At court in New York on 25 March 2020, Scheinberg — like all of his fellow defendants before him — finally pled guilty, presumably in the hope of a more lenient penalty, as he could face up to five years in prison.

Now 73 years old, Scheinberg was one of 11 defendants accused of operating an illegal online gambling business in 2011, following the enactment of the Unlawful Internet Gaming Enforcement Act (UIGEA) under President George W. Bush’s presidency in 2006.

Introduced to clarify the illegality of online gambling in the U.S., UIGEA prompted most igaming companies to play it safe and pull out of the U.S.

However, a notable few remained and were pursued by the Department of Justice (DoJ) for doing so, among them PokerStars, Full Tilt Poker and Cereus, which operated the Absolute Poker and Ultimatebet brands.

For PokerStars, digging their heels in at this time paid major dividends. The platform’s biggest rival, Gibraltar-based PartyPoker, pulled out of the States and chose to make hay while the sun continued to shine in Europe. It is now part of GVC Group, an acquisitive igaming business headquartered on the Isle of Man with annual revenues of around €3.7bn.

This shot PokerStars to the top of the rankings in the U.S. and built the foundation for the major private-equity-backed business it went on to become. After Scheinberg withdrew from the business, his son Mark took it over, subsequently selling it to Amaya Gaming for $4.9bn.

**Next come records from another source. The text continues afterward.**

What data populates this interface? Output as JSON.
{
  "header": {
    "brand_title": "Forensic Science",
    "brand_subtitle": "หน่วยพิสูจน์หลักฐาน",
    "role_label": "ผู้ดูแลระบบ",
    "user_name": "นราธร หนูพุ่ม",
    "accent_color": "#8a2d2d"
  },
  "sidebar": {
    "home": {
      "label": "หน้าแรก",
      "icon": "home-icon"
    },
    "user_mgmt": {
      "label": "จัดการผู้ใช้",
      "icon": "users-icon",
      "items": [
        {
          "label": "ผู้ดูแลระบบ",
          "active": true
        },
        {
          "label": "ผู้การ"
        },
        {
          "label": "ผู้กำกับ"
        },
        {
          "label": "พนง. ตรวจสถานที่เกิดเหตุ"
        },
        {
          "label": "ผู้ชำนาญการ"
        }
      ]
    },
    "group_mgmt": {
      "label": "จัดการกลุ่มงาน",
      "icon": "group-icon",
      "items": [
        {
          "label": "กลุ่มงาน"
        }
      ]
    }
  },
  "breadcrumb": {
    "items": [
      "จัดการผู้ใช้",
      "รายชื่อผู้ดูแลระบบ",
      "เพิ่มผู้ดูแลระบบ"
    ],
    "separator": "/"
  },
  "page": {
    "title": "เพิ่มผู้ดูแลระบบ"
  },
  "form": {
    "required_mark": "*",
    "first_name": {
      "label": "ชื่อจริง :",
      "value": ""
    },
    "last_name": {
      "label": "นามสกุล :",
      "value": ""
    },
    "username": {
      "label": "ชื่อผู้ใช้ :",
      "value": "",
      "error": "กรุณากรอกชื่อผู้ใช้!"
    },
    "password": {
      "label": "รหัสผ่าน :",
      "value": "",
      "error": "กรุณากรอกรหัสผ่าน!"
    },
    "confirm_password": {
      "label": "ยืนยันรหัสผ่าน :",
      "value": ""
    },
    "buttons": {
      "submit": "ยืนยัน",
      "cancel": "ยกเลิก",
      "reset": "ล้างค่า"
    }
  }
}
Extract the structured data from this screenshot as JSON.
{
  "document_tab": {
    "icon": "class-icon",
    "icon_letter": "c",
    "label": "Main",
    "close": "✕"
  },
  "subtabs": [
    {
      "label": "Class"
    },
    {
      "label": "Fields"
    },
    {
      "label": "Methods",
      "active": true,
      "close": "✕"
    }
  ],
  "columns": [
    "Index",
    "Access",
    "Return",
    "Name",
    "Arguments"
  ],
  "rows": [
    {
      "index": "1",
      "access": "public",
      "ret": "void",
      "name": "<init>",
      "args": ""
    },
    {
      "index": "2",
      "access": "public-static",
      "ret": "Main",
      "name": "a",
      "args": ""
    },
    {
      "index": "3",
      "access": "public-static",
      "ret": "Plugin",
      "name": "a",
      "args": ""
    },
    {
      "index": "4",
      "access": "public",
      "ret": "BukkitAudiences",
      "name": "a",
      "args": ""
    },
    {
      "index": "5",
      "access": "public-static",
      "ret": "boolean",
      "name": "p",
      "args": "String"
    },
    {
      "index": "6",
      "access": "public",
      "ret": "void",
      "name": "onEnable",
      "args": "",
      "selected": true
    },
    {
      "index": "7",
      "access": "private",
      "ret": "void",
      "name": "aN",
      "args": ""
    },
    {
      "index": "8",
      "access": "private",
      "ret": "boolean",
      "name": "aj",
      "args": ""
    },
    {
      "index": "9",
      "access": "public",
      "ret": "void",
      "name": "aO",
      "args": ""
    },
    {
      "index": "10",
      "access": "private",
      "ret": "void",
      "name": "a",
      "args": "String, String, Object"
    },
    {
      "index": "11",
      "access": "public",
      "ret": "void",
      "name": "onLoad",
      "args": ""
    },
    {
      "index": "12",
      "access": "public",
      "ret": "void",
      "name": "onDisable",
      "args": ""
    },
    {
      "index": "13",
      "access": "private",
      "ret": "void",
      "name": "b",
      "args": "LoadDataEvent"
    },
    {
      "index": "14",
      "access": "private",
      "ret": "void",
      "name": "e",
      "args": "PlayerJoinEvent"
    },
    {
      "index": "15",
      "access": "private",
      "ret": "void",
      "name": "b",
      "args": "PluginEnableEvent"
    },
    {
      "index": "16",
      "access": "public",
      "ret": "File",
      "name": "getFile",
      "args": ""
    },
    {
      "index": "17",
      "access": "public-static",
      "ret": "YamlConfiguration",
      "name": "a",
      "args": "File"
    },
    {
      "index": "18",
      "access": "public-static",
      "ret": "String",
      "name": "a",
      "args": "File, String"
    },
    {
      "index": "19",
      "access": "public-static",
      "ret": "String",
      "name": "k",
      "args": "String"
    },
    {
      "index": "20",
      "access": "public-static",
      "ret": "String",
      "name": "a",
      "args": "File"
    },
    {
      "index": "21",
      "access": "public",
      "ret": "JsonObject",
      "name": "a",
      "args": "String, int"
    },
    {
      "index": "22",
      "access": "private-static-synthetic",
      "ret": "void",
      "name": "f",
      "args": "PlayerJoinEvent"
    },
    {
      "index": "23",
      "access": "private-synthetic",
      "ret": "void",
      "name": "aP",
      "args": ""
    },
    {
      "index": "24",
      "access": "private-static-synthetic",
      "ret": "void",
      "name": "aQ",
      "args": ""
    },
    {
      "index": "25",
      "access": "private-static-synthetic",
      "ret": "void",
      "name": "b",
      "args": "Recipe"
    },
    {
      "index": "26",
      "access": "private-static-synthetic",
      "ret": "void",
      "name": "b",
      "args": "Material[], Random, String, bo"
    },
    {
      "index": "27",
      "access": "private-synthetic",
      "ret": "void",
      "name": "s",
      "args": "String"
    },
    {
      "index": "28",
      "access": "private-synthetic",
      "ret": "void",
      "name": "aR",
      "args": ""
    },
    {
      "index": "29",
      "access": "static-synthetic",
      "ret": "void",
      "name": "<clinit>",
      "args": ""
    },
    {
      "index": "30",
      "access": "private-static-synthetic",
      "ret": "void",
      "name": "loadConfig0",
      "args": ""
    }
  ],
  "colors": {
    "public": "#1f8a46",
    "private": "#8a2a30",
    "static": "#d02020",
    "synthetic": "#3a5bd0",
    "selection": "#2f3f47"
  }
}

Later renamed Stars Group, the business acquired Sky Betting & Gaming in April 2018 and merged with Flutter Entertainment, the umbrella company of some of Europe’s biggest betting brands, in October 2019. It is now part of a gaming behemoth bringing in annual revenues of around £3.8bn ($4.6bn) per year.

It seems an unlikely outcome for a company that on 15 April 2011 was at the centre of the U.S. clampdown dubbed ‘Black Friday’ by the poker community. On that day, the DoJ released an indictment against the leaders of the three companies known to still be operating, putting them at risk for hefty prison sentences, alongside the financial repercussions of a major civil suit.

Two of the defendants, John Campos and Chad Elie, payment processors for the blacklisted platforms, were arrested that day. Another payment processor, Bradley Franzen, pledged to turn himself in the following week.

The remaining eight were outside of the U.S. at the time. All, except Scheinberg, gradually pled guilty over the following years and were given penalties ranging from misdemeanour fines to federal prison sentences.

A date for Scheinberg’s sentencing has not yet been set and recent media reports suggest that negotiations for a settlement of some kind are underway. Will we see a penalty to match the crime it was when committed, or one more in keeping with post-PASPA sensibilities? Arguably, not much has changed in New York on that score, but will Scheinberg’s guilty plea close one chapter of the igaming story in the United States, only to usher in another?

Following PASPA’s repeal in May 2018, many states are exploring the possibility of legalising igaming. The need for cross-state liquidity could hamper efforts to bring poker back at the scale it once was, but it’s not inconceivable that the future may see something akin to a legitimate version of the online-poker industry that rose during the dot-com boom.

Geoffrey Berman, the United States Attorney for the Southern District of New York, is reported to have said: “The passage of time will not undermine this Office’s commitment to holding accountable individuals who violate U.S. law.” But accountability is subjective, right?

Unfortunately for Scheinberg, the grey areas were made a little more black and white in 2013, with the U.S. Court of Appeals in Manhattan ruling that offering poker in a state where poker was illegal violates federal law, whether poker is considered a game of skill or not. So, with his old defence out of the window, it’ll be down to the courts to look for mitigating factors that may amount to leniency.